5. The computational method of any claim 1, wherein the clinical trial is assessing: a clinical procedure performed, a medical device utilized during a treatment, a prosthetic device, a system for performing clinical procedure, or a medicinal product.
6. The computational method of any claim 1, wherein the at least one received report is a case report form, and wherein the features generated from the case report form comprises a categorical feature derived from a data entry.
7. The computational method of claim 1, wherein the at least one received report is a narrative or a source document, and wherein the features generated from the narrative or the source document comprises a categorical feature or a numerical value feature yielded from natural language processing.
8. The computational method of claim 1, wherein the predictive computational model is a regression-based model or a classification-based model.
9. The computational method of claim 1, wherein the evaluation of the clinical event is yielded in lieu of an adjudication by a clinical event committee.
10. The computational method of claim 1, wherein the evaluation of the clinical event is yielded to assess an adjudication by a clinical event committee.
11. A computational processing system for evaluating a clinical event, the system comprising:
a processor system; and
a memory system comprising one or more applications that can direct the processor system to:
receive at least one report associated with a patient within a clinical trial that has undergone a clinical event;
generate features from the at least one received report; and
enter the features into a predictive computational model to yield an evaluation of the clinical event.
12. The computational processing system of claim 11, wherein the clinical event is one of: an adverse event, a serious adverse event, an adverse reaction, or a suspected unexpected serious adverse event.
13. The computational processing system of claim 11, wherein the clinical event comprises: hospitalization or rehospitalization, disability, congenital anomaly, required intervention, allergic reaction, blood dyscrasias, seizures or convulsions, or development of drug dependence or drug abuse, death, or a cardiovascular related event.
14. The computational processing system of claim 13, wherein the cardiovascular related event is one of: transient ischemic attack (TIA), bleeding, myocardial infarction, arrythmia or conduction disturbances, structural valve deterioration, endocarditis, prosthetic valve dysfunction, thrombosis, and coronary obstruction.
15. The computational processing system of claim 11, wherein the clinical trial is assessing: a clinical procedure performed, a medical device utilized during a treatment, a prosthetic device, a system for performing clinical procedure, or a medicinal product.
16. The computational processing system of claim 11, wherein the at least one received report is a case report form, and wherein the features generated from the case report form comprises a categorical feature derived from a data entry.

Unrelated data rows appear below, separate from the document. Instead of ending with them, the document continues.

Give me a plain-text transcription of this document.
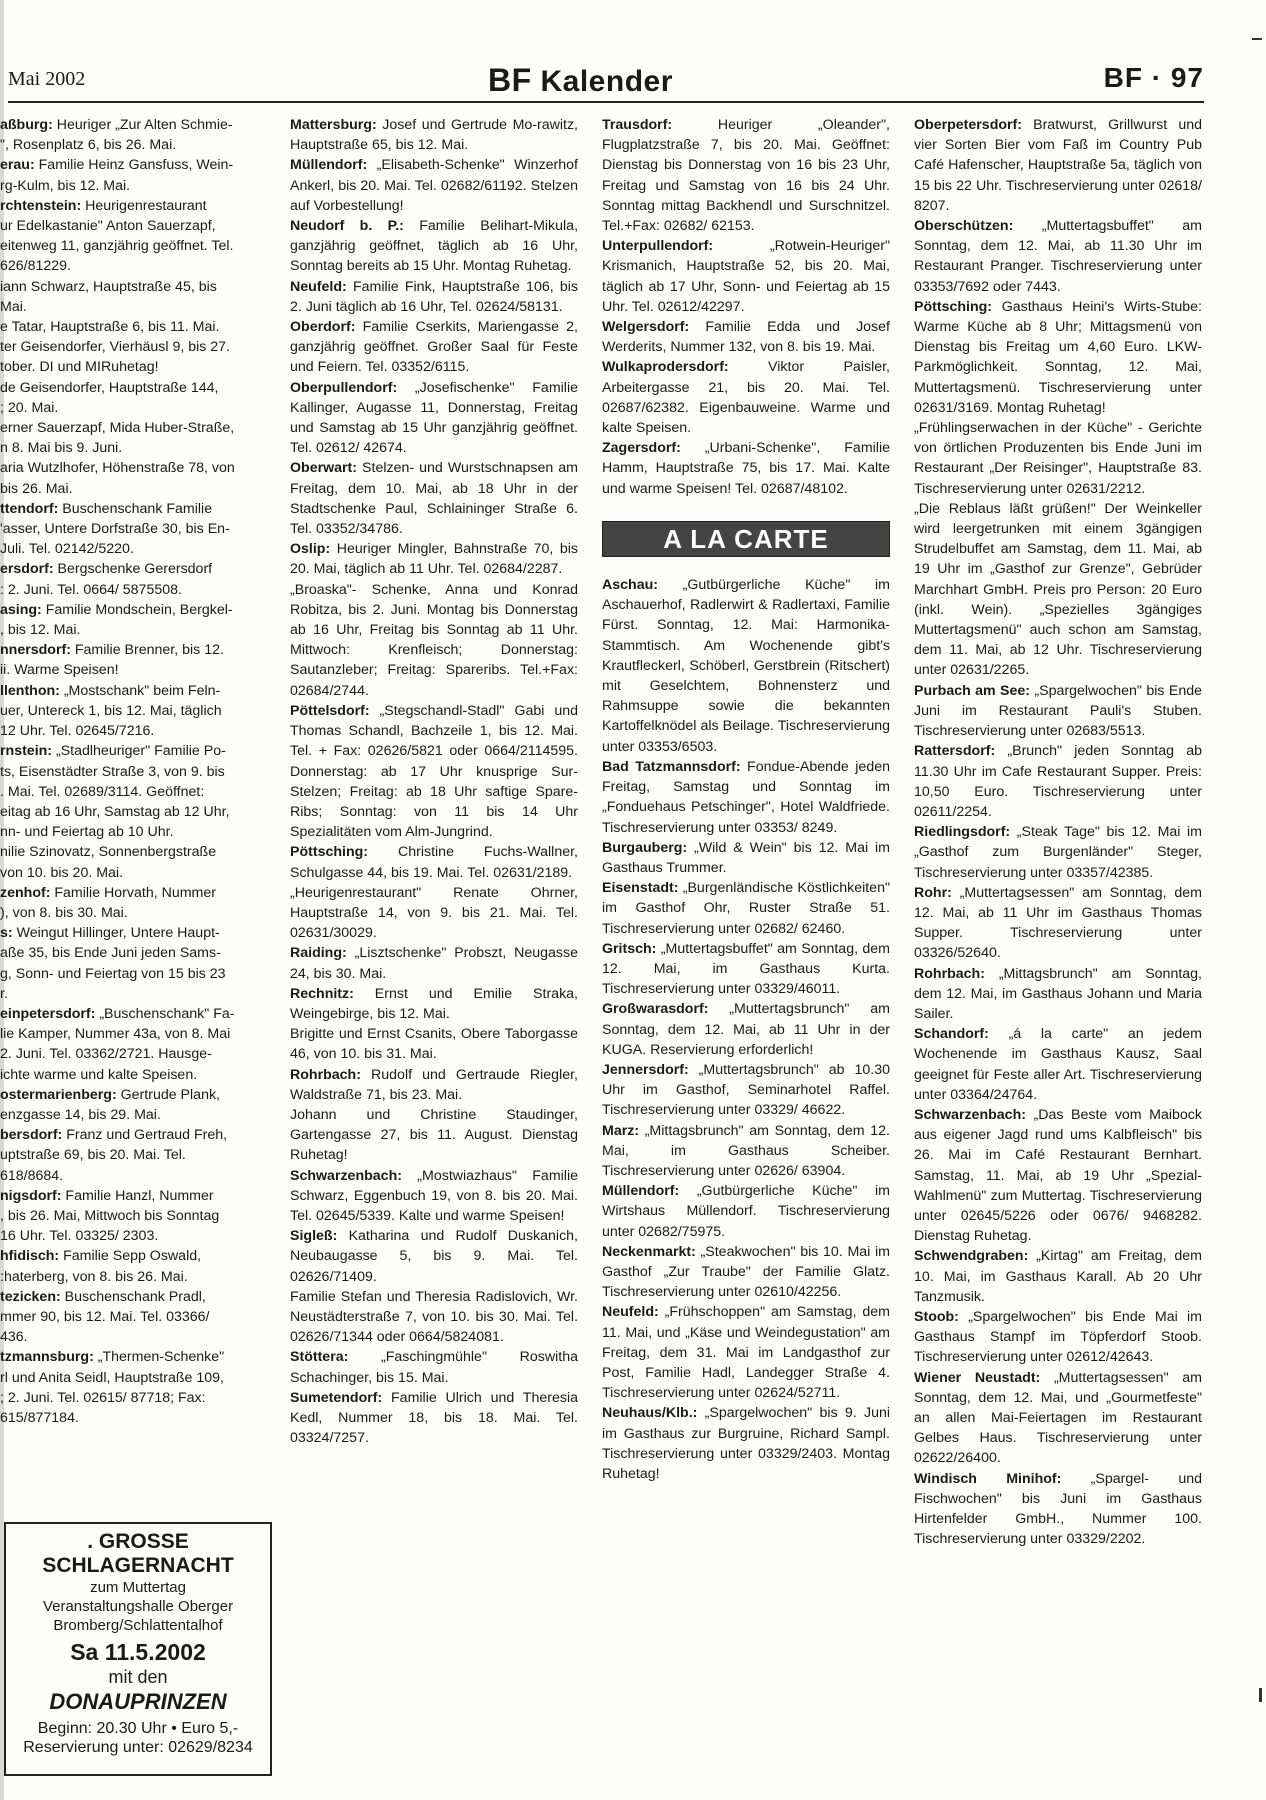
Mai 2002	BF Kalender	BF · 97

aßburg: Heuriger „Zur Alten Schmie-

", Rosenplatz 6, bis 26. Mai.

erau: Familie Heinz Gansfuss, Wein-

rg-Kulm, bis 12. Mai.

rchtenstein: Heurigenrestaurant

ur Edelkastanie" Anton Sauerzapf,

eitenweg 11, ganzjährig geöffnet. Tel.

626/81229.

iann Schwarz, Hauptstraße 45, bis

Mai.

e Tatar, Hauptstraße 6, bis 11. Mai.

ter Geisendorfer, Vierhäusl 9, bis 27.

tober. DI und MIRuhetag!

de Geisendorfer, Hauptstraße 144,

; 20. Mai.

erner Sauerzapf, Mida Huber-Straße,

n 8. Mai bis 9. Juni.

aria Wutzlhofer, Höhenstraße 78, von

bis 26. Mai.

ttendorf: Buschenschank Familie

'asser, Untere Dorfstraße 30, bis En-

Juli. Tel. 02142/5220.

ersdorf: Bergschenke Gerersdorf

: 2. Juni. Tel. 0664/ 5875508.

asing: Familie Mondschein, Bergkel-

, bis 12. Mai.

nnersdorf: Familie Brenner, bis 12.

ii. Warme Speisen!

llenthon: „Mostschank" beim Feln-

uer, Untereck 1, bis 12. Mai, täglich

12 Uhr. Tel. 02645/7216.

rnstein: „Stadlheuriger" Familie Po-

ts, Eisenstädter Straße 3, von 9. bis

. Mai. Tel. 02689/3114. Geöffnet:

eitag ab 16 Uhr, Samstag ab 12 Uhr,

nn- und Feiertag ab 10 Uhr.

nilie Szinovatz, Sonnenbergstraße

von 10. bis 20. Mai.

zenhof: Familie Horvath, Nummer

), von 8. bis 30. Mai.

s: Weingut Hillinger, Untere Haupt-

aße 35, bis Ende Juni jeden Sams-

g, Sonn- und Feiertag von 15 bis 23

r.

einpetersdorf: „Buschenschank" Fa-

lie Kamper, Nummer 43a, von 8. Mai

2. Juni. Tel. 03362/2721. Hausge-

ichte warme und kalte Speisen.

ostermarienberg: Gertrude Plank,

enzgasse 14, bis 29. Mai.

bersdorf: Franz und Gertraud Freh,

uptstraße 69, bis 20. Mai. Tel.

618/8684.

nigsdorf: Familie Hanzl, Nummer

, bis 26. Mai, Mittwoch bis Sonntag

16 Uhr. Tel. 03325/ 2303.

hfidisch: Familie Sepp Oswald,

:haterberg, von 8. bis 26. Mai.

tezicken: Buschenschank Pradl,

mmer 90, bis 12. Mai. Tel. 03366/

436.

tzmannsburg: „Thermen-Schenke"

rl und Anita Seidl, Hauptstraße 109,

; 2. Juni. Tel. 02615/ 87718; Fax:

615/877184.

. GROSSE SCHLAGERNACHT
zum Muttertag
Veranstaltungshalle Oberger
Bromberg/Schlattentalhof
Sa 11.5.2002
mit den
DONAUPRINZEN
Beginn: 20.30 Uhr • Euro 5,-
Reservierung unter: 02629/8234

Mattersburg: Josef und Gertrude Mo-rawitz, Hauptstraße 65, bis 12. Mai.

Müllendorf: „Elisabeth-Schenke" Winzerhof Ankerl, bis 20. Mai. Tel. 02682/61192. Stelzen auf Vorbestellung!

Neudorf b. P.: Familie Belihart-Mikula, ganzjährig geöffnet, täglich ab 16 Uhr, Sonntag bereits ab 15 Uhr. Montag Ruhetag.

Neufeld: Familie Fink, Hauptstraße 106, bis 2. Juni täglich ab 16 Uhr, Tel. 02624/58131.

Oberdorf: Familie Cserkits, Mariengasse 2, ganzjährig geöffnet. Großer Saal für Feste und Feiern. Tel. 03352/6115.

Oberpullendorf: „Josefischenke" Familie Kallinger, Augasse 11, Donnerstag, Freitag und Samstag ab 15 Uhr ganzjährig geöffnet. Tel. 02612/ 42674.

Oberwart: Stelzen- und Wurstschnapsen am Freitag, dem 10. Mai, ab 18 Uhr in der Stadtschenke Paul, Schlaininger Straße 6. Tel. 03352/34786.

Oslip: Heuriger Mingler, Bahnstraße 70, bis 20. Mai, täglich ab 11 Uhr. Tel. 02684/2287.

„Broaska"- Schenke, Anna und Konrad Robitza, bis 2. Juni. Montag bis Donnerstag ab 16 Uhr, Freitag bis Sonntag ab 11 Uhr. Mittwoch: Krenfleisch; Donnerstag: Sautanzleber; Freitag: Spareribs. Tel.+Fax: 02684/2744.

Pöttelsdorf: „Stegschandl-Stadl" Gabi und Thomas Schandl, Bachzeile 1, bis 12. Mai. Tel. + Fax: 02626/5821 oder 0664/2114595. Donnerstag: ab 17 Uhr knusprige Sur-Stelzen; Freitag: ab 18 Uhr saftige Spare-Ribs; Sonntag: von 11 bis 14 Uhr Spezialitäten vom Alm-Jungrind.

Pöttsching: Christine Fuchs-Wallner, Schulgasse 44, bis 19. Mai. Tel. 02631/2189.

„Heurigenrestaurant" Renate Ohrner, Hauptstraße 14, von 9. bis 21. Mai. Tel. 02631/30029.

Raiding: „Lisztschenke" Probszt, Neugasse 24, bis 30. Mai.

Rechnitz: Ernst und Emilie Straka, Weingebirge, bis 12. Mai.

Brigitte und Ernst Csanits, Obere Taborgasse 46, von 10. bis 31. Mai.

Rohrbach: Rudolf und Gertraude Riegler, Waldstraße 71, bis 23. Mai.

Johann und Christine Staudinger, Gartengasse 27, bis 11. August. Dienstag Ruhetag!

Schwarzenbach: „Mostwiazhaus" Familie Schwarz, Eggenbuch 19, von 8. bis 20. Mai. Tel. 02645/5339. Kalte und warme Speisen!

Sigleß: Katharina und Rudolf Duskanich, Neubaugasse 5, bis 9. Mai. Tel. 02626/71409.

Familie Stefan und Theresia Radislovich, Wr. Neustädterstraße 7, von 10. bis 30. Mai. Tel. 02626/71344 oder 0664/5824081.

Stöttera: „Faschingmühle" Roswitha Schachinger, bis 15. Mai.

Sumetendorf: Familie Ulrich und Theresia Kedl, Nummer 18, bis 18. Mai. Tel. 03324/7257.

Trausdorf: Heuriger „Oleander", Flugplatzstraße 7, bis 20. Mai. Geöffnet: Dienstag bis Donnerstag von 16 bis 23 Uhr, Freitag und Samstag von 16 bis 24 Uhr. Sonntag mittag Backhendl und Surschnitzel. Tel.+Fax: 02682/ 62153.

Unterpullendorf: „Rotwein-Heuriger" Krismanich, Hauptstraße 52, bis 20. Mai, täglich ab 17 Uhr, Sonn- und Feiertag ab 15 Uhr. Tel. 02612/42297.

Welgersdorf: Familie Edda und Josef Werderits, Nummer 132, von 8. bis 19. Mai.

Wulkaprodersdorf: Viktor Paisler, Arbeitergasse 21, bis 20. Mai. Tel. 02687/62382. Eigenbauweine. Warme und kalte Speisen.

Zagersdorf: „Urbani-Schenke", Familie Hamm, Hauptstraße 75, bis 17. Mai. Kalte und warme Speisen! Tel. 02687/48102.

A LA CARTE

Aschau: „Gutbürgerliche Küche" im Aschauerhof, Radlerwirt & Radlertaxi, Familie Fürst. Sonntag, 12. Mai: Harmonika-Stammtisch. Am Wochenende gibt's Krautfleckerl, Schöberl, Gerstbrein (Ritschert) mit Geselchtem, Bohnensterz und Rahmsuppe sowie die bekannten Kartoffelknödel als Beilage. Tischreservierung unter 03353/6503.

Bad Tatzmannsdorf: Fondue-Abende jeden Freitag, Samstag und Sonntag im „Fonduehaus Petschinger", Hotel Waldfriede. Tischreservierung unter 03353/ 8249.

Burgauberg: „Wild & Wein" bis 12. Mai im Gasthaus Trummer.

Eisenstadt: „Burgenländische Köstlichkeiten" im Gasthof Ohr, Ruster Straße 51. Tischreservierung unter 02682/ 62460.

Gritsch: „Muttertagsbuffet" am Sonntag, dem 12. Mai, im Gasthaus Kurta. Tischreservierung unter 03329/46011.

Großwarasdorf: „Muttertagsbrunch" am Sonntag, dem 12. Mai, ab 11 Uhr in der KUGA. Reservierung erforderlich!

Jennersdorf: „Muttertagsbrunch" ab 10.30 Uhr im Gasthof, Seminarhotel Raffel. Tischreservierung unter 03329/ 46622.

Marz: „Mittagsbrunch" am Sonntag, dem 12. Mai, im Gasthaus Scheiber. Tischreservierung unter 02626/ 63904.

Müllendorf: „Gutbürgerliche Küche" im Wirtshaus Müllendorf. Tischreservierung unter 02682/75975.

Neckenmarkt: „Steakwochen" bis 10. Mai im Gasthof „Zur Traube" der Familie Glatz. Tischreservierung unter 02610/42256.

Neufeld: „Frühschoppen" am Samstag, dem 11. Mai, und „Käse und Weindegustation" am Freitag, dem 31. Mai im Landgasthof zur Post, Familie Hadl, Landegger Straße 4. Tischreservierung unter 02624/52711.

Neuhaus/Klb.: „Spargelwochen" bis 9. Juni im Gasthaus zur Burgruine, Richard Sampl. Tischreservierung unter 03329/2403. Montag Ruhetag!

Oberpetersdorf: Bratwurst, Grillwurst und vier Sorten Bier vom Faß im Country Pub Café Hafenscher, Hauptstraße 5a, täglich von 15 bis 22 Uhr. Tischreservierung unter 02618/ 8207.

Oberschützen: „Muttertagsbuffet" am Sonntag, dem 12. Mai, ab 11.30 Uhr im Restaurant Pranger. Tischreservierung unter 03353/7692 oder 7443.

Pöttsching: Gasthaus Heini's Wirts-Stube: Warme Küche ab 8 Uhr; Mittagsmenü von Dienstag bis Freitag um 4,60 Euro. LKW-Parkmöglichkeit. Sonntag, 12. Mai, Muttertagsmenü. Tischreservierung unter 02631/3169. Montag Ruhetag!

„Frühlingserwachen in der Küche" - Gerichte von örtlichen Produzenten bis Ende Juni im Restaurant „Der Reisinger", Hauptstraße 83. Tischreservierung unter 02631/2212.

„Die Reblaus läßt grüßen!" Der Weinkeller wird leergetrunken mit einem 3gängigen Strudelbuffet am Samstag, dem 11. Mai, ab 19 Uhr im „Gasthof zur Grenze", Gebrüder Marchhart GmbH. Preis pro Person: 20 Euro (inkl. Wein). „Spezielles 3gängiges Muttertagsmenü" auch schon am Samstag, dem 11. Mai, ab 12 Uhr. Tischreservierung unter 02631/2265.

Purbach am See: „Spargelwochen" bis Ende Juni im Restaurant Pauli's Stuben. Tischreservierung unter 02683/5513.

Rattersdorf: „Brunch" jeden Sonntag ab 11.30 Uhr im Cafe Restaurant Supper. Preis: 10,50 Euro. Tischreservierung unter 02611/2254.

Riedlingsdorf: „Steak Tage" bis 12. Mai im „Gasthof zum Burgenländer" Steger, Tischreservierung unter 03357/42385.

Rohr: „Muttertagsessen" am Sonntag, dem 12. Mai, ab 11 Uhr im Gasthaus Thomas Supper. Tischreservierung unter 03326/52640.

Rohrbach: „Mittagsbrunch" am Sonntag, dem 12. Mai, im Gasthaus Johann und Maria Sailer.

Schandorf: „á la carte" an jedem Wochenende im Gasthaus Kausz, Saal geeignet für Feste aller Art. Tischreservierung unter 03364/24764.

Schwarzenbach: „Das Beste vom Maibock aus eigener Jagd rund ums Kalbfleisch" bis 26. Mai im Café Restaurant Bernhart. Samstag, 11. Mai, ab 19 Uhr „Spezial-Wahlmenü" zum Muttertag. Tischreservierung unter 02645/5226 oder 0676/ 9468282. Dienstag Ruhetag.

Schwendgraben: „Kirtag" am Freitag, dem 10. Mai, im Gasthaus Karall. Ab 20 Uhr Tanzmusik.

Stoob: „Spargelwochen" bis Ende Mai im Gasthaus Stampf im Töpferdorf Stoob. Tischreservierung unter 02612/42643.

Wiener Neustadt: „Muttertagsessen" am Sonntag, dem 12. Mai, und „Gourmetfeste" an allen Mai-Feiertagen im Restaurant Gelbes Haus. Tischreservierung unter 02622/26400.

Windisch Minihof: „Spargel- und Fischwochen" bis Juni im Gasthaus Hirtenfelder GmbH., Nummer 100. Tischreservierung unter 03329/2202.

17. The computational processing system of claim 11, wherein the at least one received report is a narrative or a source document, and wherein the features generated from the narrative or the source document comprises a categorical feature or a numerical value feature yielded from natural language processing.
18. The computational processing system of claim 11, wherein the predictive computational model is a regression-based model or a classification-based model.
19. The computational processing system of claim 11, wherein the evaluation of the clinical event is yielded in lieu of an adjudication by a clinical event committee.
20. The computational processing system of claim 11, wherein the evaluation of the clinical event is yielded to assess an adjudication by a clinical event committee.